Note: Sans doute la mort d'Athanase Poirier
fut racontée à sa famille par son frère ou
ses camarades. Plus tard il fut dit qu'il
avait été tué à la bataille de Saint-Eloi.
C'est effectivement près de Saint-Eloi et au
tout début de cette bataille qu'il fut tué.
Toutefois son unité n'était pas engagée
directement, se trouvant à environ deux
milles plus au sud au début de la bataille.
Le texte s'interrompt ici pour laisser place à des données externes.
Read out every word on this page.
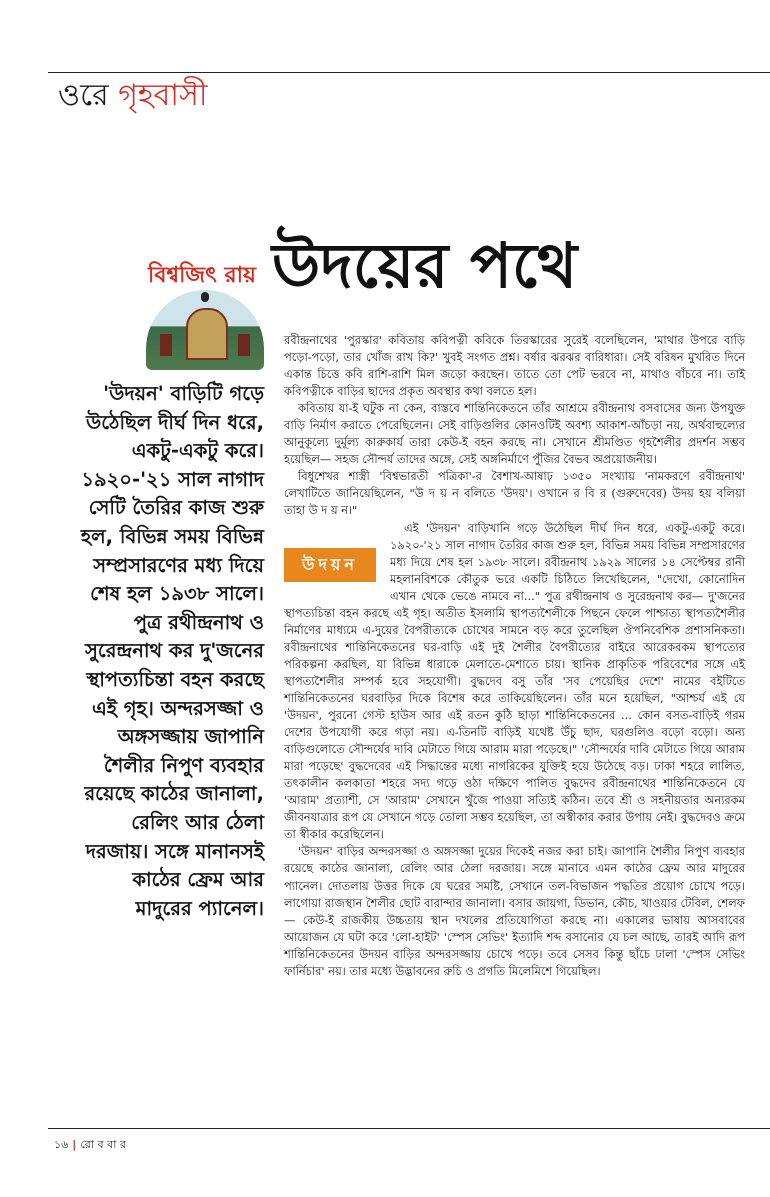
ওরে গৃহবাসী
বিশ্বজিৎ রায় উদয়ের পথে

'উদয়ন' বাড়িটি গড়ে

উঠেছিল দীর্ঘ দিন ধরে,

একটু-একটু করে।

১৯২০-'২১ সাল নাগাদ

সেটি তৈরির কাজ শুরু

হল, বিভিন্ন সময় বিভিন্ন

সম্প্রসারণের মধ্য দিয়ে

শেষ হল ১৯৩৮ সালে।

পুত্র রথীন্দ্রনাথ ও

সুরেন্দ্রনাথ কর দু'জনের

স্থাপত্যচিন্তা বহন করছে

এই গৃহ। অন্দরসজ্জা ও

অঙ্গসজ্জায় জাপানি

শৈলীর নিপুণ ব্যবহার

রয়েছে কাঠের জানালা,

রেলিং আর ঠেলা

দরজায়। সঙ্গে মানানসই

কাঠের ফ্রেম আর

মাদুরের প্যানেল।

রবীন্দ্রনাথের 'পুরস্কার' কবিতায় কবিপত্নী কবিকে তিরস্কারের সুরেই বলেছিলেন, 'মাথার উপরে বাড়ি পড়ো-পড়ো, তার খোঁজ রাখ কি?' খুবই সংগত প্রশ্ন। বর্ষার ঝরঝর বারিধারা। সেই বরিষন মুখরিত দিনে একান্ত চিত্তে কবি রাশি-রাশি মিল জড়ো করছেন। তাতে তো পেট ভরবে না, মাথাও বাঁচবে না। তাই কবিপত্নীকে বাড়ির ছাদের প্রকৃত অবস্থার কথা বলতে হল।

কবিতায় যা-ই ঘটুক না কেন, বাস্তবে শান্তিনিকেতনে তাঁর আশ্রমে রবীন্দ্রনাথ বসবাসের জন্য উপযুক্ত বাড়ি নির্মাণ করাতে পেরেছিলেন। সেই বাড়িগুলির কোনওটিই অবশ্য আকাশ-আঁচড়া নয়, অর্থবাহুল্যের আনুকূল্যে দুর্মূল্য কারুকার্য তারা কেউ-ই বহন করছে না। সেখানে শ্রীমণ্ডিত গৃহশৈলীর প্রদর্শন সম্ভব হয়েছিল— সহজ সৌন্দর্য তাদের অঙ্গে, সেই অঙ্গনির্মাণে পুঁজির বৈভব অপ্রয়োজনীয়।

বিধুশেখর শাস্ত্রী 'বিশ্বভারতী পত্রিকা'-র বৈশাখ-আষাঢ় ১৩৫০ সংখ্যায় 'নামকরণে রবীন্দ্রনাথ' লেখাটিতে জানিয়েছিলেন, "উ দ য় ন বলিতে 'উদয়'। ওখানে র বি র (গুরুদেবের) উদয় হয় বলিয়া তাহা উ দ য় ন।"

উদয়ন

এই 'উদয়ন' বাড়িখানি গড়ে উঠেছিল দীর্ঘ দিন ধরে, একটু-একটু করে। ১৯২০-'২১ সাল নাগাদ তৈরির কাজ শুরু হল, বিভিন্ন সময় বিভিন্ন সম্প্রসারণের মধ্য দিয়ে শেষ হল ১৯৩৮ সালে। রবীন্দ্রনাথ ১৯২৯ সালের ১৪ সেপ্টেম্বর রানী মহলানবিশকে কৌতুক ভরে একটি চিঠিতে লিখেছিলেন, "দেখো, কোনোদিন এখান থেকে ভেঙে নামবে না..." পুত্র রথীন্দ্রনাথ ও সুরেন্দ্রনাথ কর— দু'জনের স্থাপত্যচিন্তা বহন করছে এই গৃহ। অতীত ইসলামি স্থাপত্যশৈলীকে পিছনে ফেলে পাশ্চাত্য স্থাপত্যশৈলীর নির্মাণের মাধ্যমে এ-দুয়ের বৈপরীত্যকে চোখের সামনে বড় করে তুলেছিল ঔপনিবেশিক প্রশাসনিকতা। রবীন্দ্রনাথের শান্তিনিকেতনের ঘর-বাড়ি এই দুই শৈলীর বৈপরীত্যের বাইরে আরেকরকম স্থাপত্যের পরিকল্পনা করছিল, যা বিভিন্ন ধারাকে মেলাতে-মেশাতে চায়। স্থানিক প্রাকৃতিক পরিবেশের সঙ্গে এই স্থাপত্যশৈলীর সম্পর্ক হবে সহযোগী। বুদ্ধদেব বসু তাঁর 'সব পেয়েছির দেশে' নামের বইটিতে শান্তিনিকেতনের ঘরবাড়ির দিকে বিশেষ করে তাকিয়েছিলেন। তাঁর মনে হয়েছিল, "আশ্চর্য এই যে 'উদয়ন', পুরনো গেস্ট হাউস আর এই রতন কুঠি ছাড়া শান্তিনিকেতনের ... কোন বসত-বাড়িই গরম দেশের উপযোগী করে গড়া নয়। এ-তিনটি বাড়িই যথেষ্ট উঁচু ছাদ, ঘরগুলিও বড়ো বড়ো। অন্য বাড়িগুলোতে সৌন্দর্যের দাবি মেটাতে গিয়ে আরাম মারা পড়েছে।" 'সৌন্দর্যের দাবি মেটাতে গিয়ে আরাম মারা পড়েছে' বুদ্ধদেবের এই সিদ্ধান্তের মধ্যে নাগরিকের যুক্তিই হয়ে উঠেছে বড়। ঢাকা শহরে লালিত, তৎকালীন কলকাতা শহরে সদ্য গড়ে ওঠা দক্ষিণে পালিত বুদ্ধদেব রবীন্দ্রনাথের শান্তিনিকেতনে যে 'আরাম' প্রত্যাশী, সে 'আরাম' সেখানে খুঁজে পাওয়া সত্যিই কঠিন। তবে শ্রী ও সহনীয়তার অন্যরকম জীবনযাত্রার রূপ যে সেখানে গড়ে তোলা সম্ভব হয়েছিল, তা অস্বীকার করার উপায় নেই। বুদ্ধদেবও ক্রমে তা স্বীকার করেছিলেন।

'উদয়ন' বাড়ির অন্দরসজ্জা ও অঙ্গসজ্জা দুয়ের দিকেই নজর করা চাই। জাপানি শৈলীর নিপুণ ব্যবহার রয়েছে কাঠের জানালা, রেলিং আর ঠেলা দরজায়। সঙ্গে মানাবে এমন কাঠের ফ্রেম আর মাদুরের প্যানেল। দোতলায় উত্তর দিকে যে ঘরের সমষ্টি, সেখানে তল-বিভাজন পদ্ধতির প্রয়োগ চোখে পড়ে। লাগোয়া রাজস্থান শৈলীর ছোট বারান্দার জানালা। বসার জায়গা, ডিভান, কৌচ, খাওয়ার টেবিল, শেলফ— কেউ-ই রাজকীয় উচ্চতায় স্থান দখলের প্রতিযোগিতা করছে না। একালের ভাষায় আসবাবের আয়োজন যে ঘটা করে 'লো-হাইট' 'স্পেস সেভিং' ইত্যাদি শব্দ বসানোর যে চল আছে, তারই আদি রূপ শান্তিনিকেতনের উদয়ন বাড়ির অন্দরসজ্জায় চোখে পড়ে। তবে সেসব কিন্তু ছাঁচে ঢালা 'স্পেস সেভিং ফার্নিচার' নয়। তার মধ্যে উদ্ভাবনের রুচি ও প্রগতি মিলেমিশে গিয়েছিল।

১৬ | রো ব বা র
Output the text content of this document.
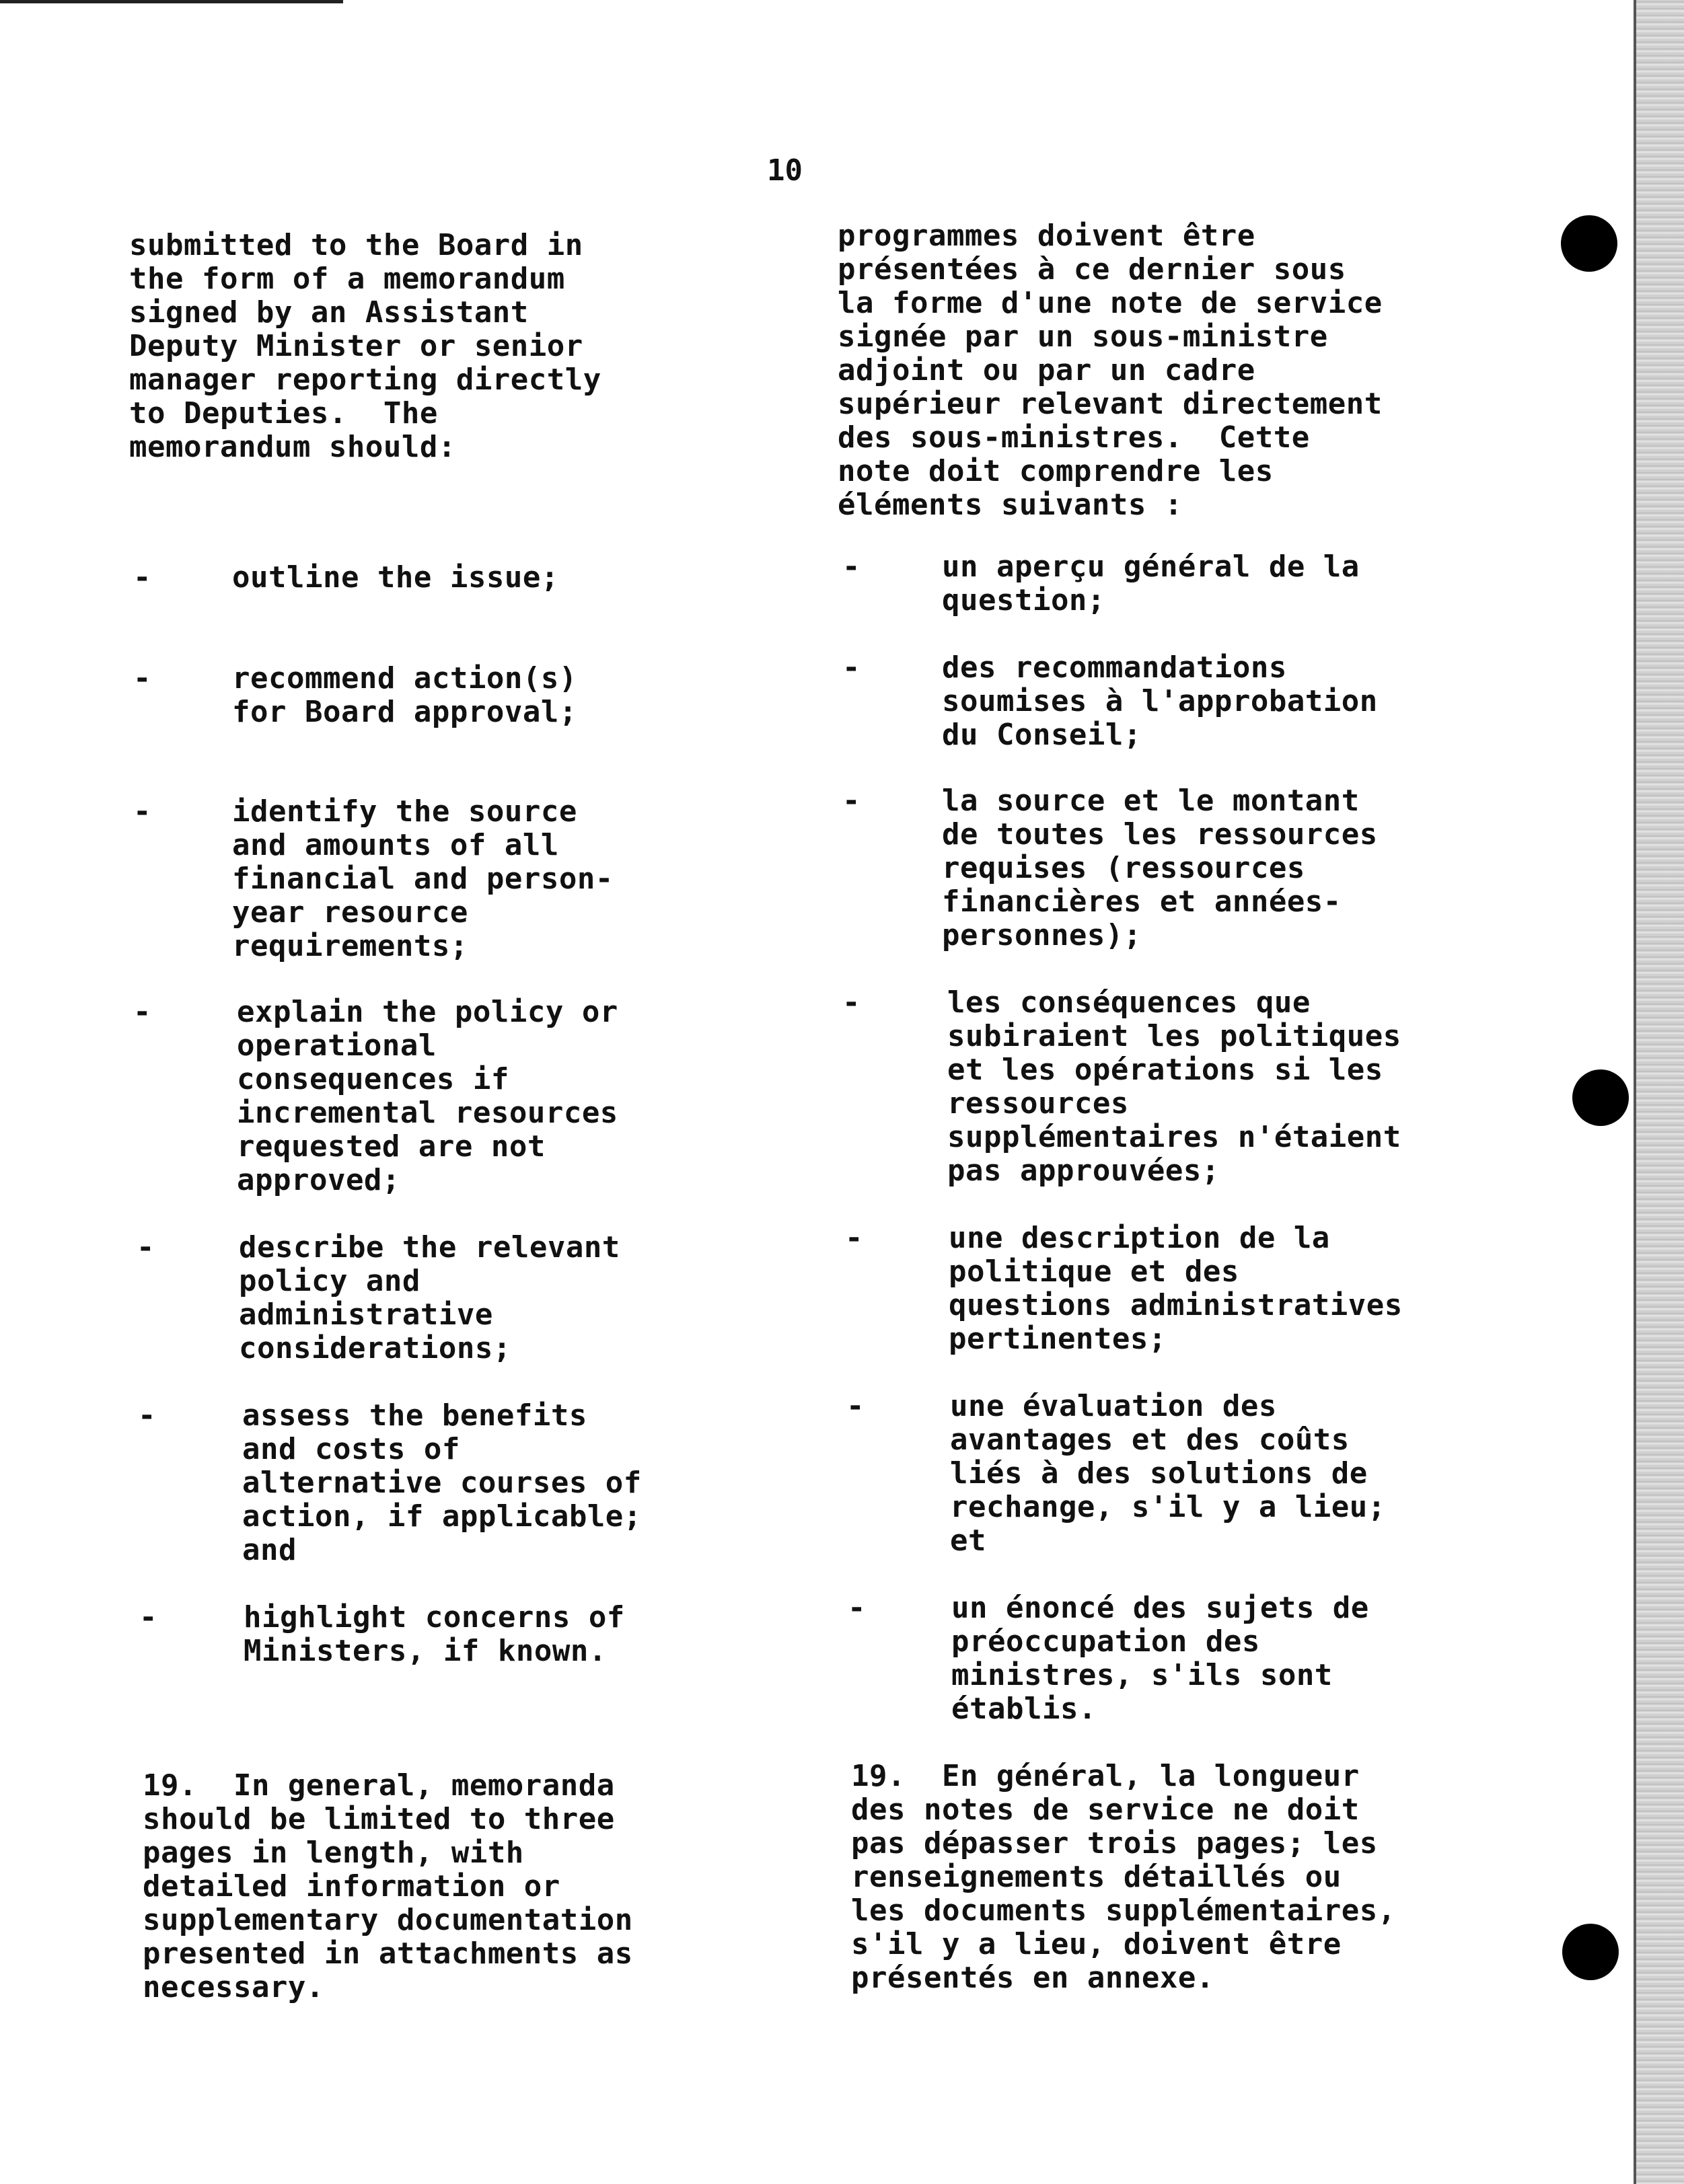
10

submitted to the Board in
the form of a memorandum
signed by an Assistant
Deputy Minister or senior
manager reporting directly
to Deputies.  The
memorandum should:

-	outline the issue;

-	recommend action(s)
for Board approval;

-	identify the source
and amounts of all
financial and person-
year resource
requirements;

-	explain the policy or
operational
consequences if
incremental resources
requested are not
approved;

-	describe the relevant
policy and
administrative
considerations;

-	assess the benefits
and costs of
alternative courses of
action, if applicable;
and

-	highlight concerns of
Ministers, if known.

19.  In general, memoranda
should be limited to three
pages in length, with
detailed information or
supplementary documentation
presented in attachments as
necessary.

programmes doivent être
présentées à ce dernier sous
la forme d'une note de service
signée par un sous-ministre
adjoint ou par un cadre
supérieur relevant directement
des sous-ministres.  Cette
note doit comprendre les
éléments suivants :

-	un aperçu général de la
question;

-	des recommandations
soumises à l'approbation
du Conseil;

-	la source et le montant
de toutes les ressources
requises (ressources
financières et années-
personnes);

-	les conséquences que
subiraient les politiques
et les opérations si les
ressources
supplémentaires n'étaient
pas approuvées;

-	une description de la
politique et des
questions administratives
pertinentes;

-	une évaluation des
avantages et des coûts
liés à des solutions de
rechange, s'il y a lieu;
et

-	un énoncé des sujets de
préoccupation des
ministres, s'ils sont
établis.

19.  En général, la longueur
des notes de service ne doit
pas dépasser trois pages; les
renseignements détaillés ou
les documents supplémentaires,
s'il y a lieu, doivent être
présentés en annexe.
Il se passait à l'époque une véritable guerre
souterraine, alors que les deux camps
creusaient des tunnels sous le 'no man's
land' pour faire exploser des mines sous les
tranchées de l'adversaire. Dans le secteur de
Saint-Eloi, au sud d'Ypres et juste au nord
du secteur canadien, les tranchées allemandes
formaient un petit saillant dans la direction
des lignes anglaises, et le haut commandement
britannique avait décidé de l'arracher à
l'ennemi. Il fut décidé que l'attaque serait
menée par les troupes anglaises qui
occupaient alors le secteur, et que le corps
canadien viendrait ensuite relever les
Anglais et occuper le terrain conquis.
A 4h15, le 27 mars 1916, l'artillerie sonna
et six énormes foyers de mines, le fruit de
plusieurs semaines de préparations, sautèrent
sous les lignes allemandes. Les anglais
partirent à l'attaque. Il importait d'occuper
aussitôt que possible les cratères creusées
par les explosions des mines car, dans le
plat paysage des Flandres, les rebords
surélevé de ces cratères devenaient des
positions stratégiques importantes.
L'adversaire, pour sa part, devait rendre ces
positions intenables en les pilonnant avec
son artillerie. C'était une logique
impitoyable. C'est donc autour des six
cratères de Saint-Eloi qu'une lutte acharnée
sévit pendant trois semaines. Le corps
canadien releva les Anglais pendant la nuit
du 3 au 4 avril. Ils luttèrent pour la
position pendant deux semaines, dans la
confusion la plus totale, et des conditions
de terrain qui rendaient le ravitaillement
presque impossible. Ce fut un fiasco. Quand
les canons se turent, vers le 19 avril, le
terrain convoité était de nouveau aux mains
des Allemands et des centaines d'hommes
étaient morts dans des conditions
inimaginables pour nous. Le 26e bataillon ne
fut jamais engagé directement dans cette
bataille, se trouvant toutefois à proximité
de l'action.
Quoique le foyer de bataille se situait à
deux milles au nord, ce matin du 27 mars
1916, les tranchées du 26e bataillon furent
la cible d'un intense bombardement qui tua 8
hommes et en blessa 18, selon le journal de
guerre du bataillon. Un des morts était
Athanase Poirier. Il avait 24 ans.
Etienne Poirier regagna éventuellement son bataillon. Il survécu à la guerre, quoiqu'il fut de nouveau blessé en 1918, et même rapporté mort par des soldats arrivant à Balmoral. Il rentra au Canada avec le 26e bataillon au printemps 1919. Quelques mois plus tard, sa nouvelle épouse anglaise vint l'y rejoindre. Pendant la 2e Guerre mondiale, il s'enrôla de nouveau dans l'armée, et servit comme gardien au port de Saint-Jean, N.-B.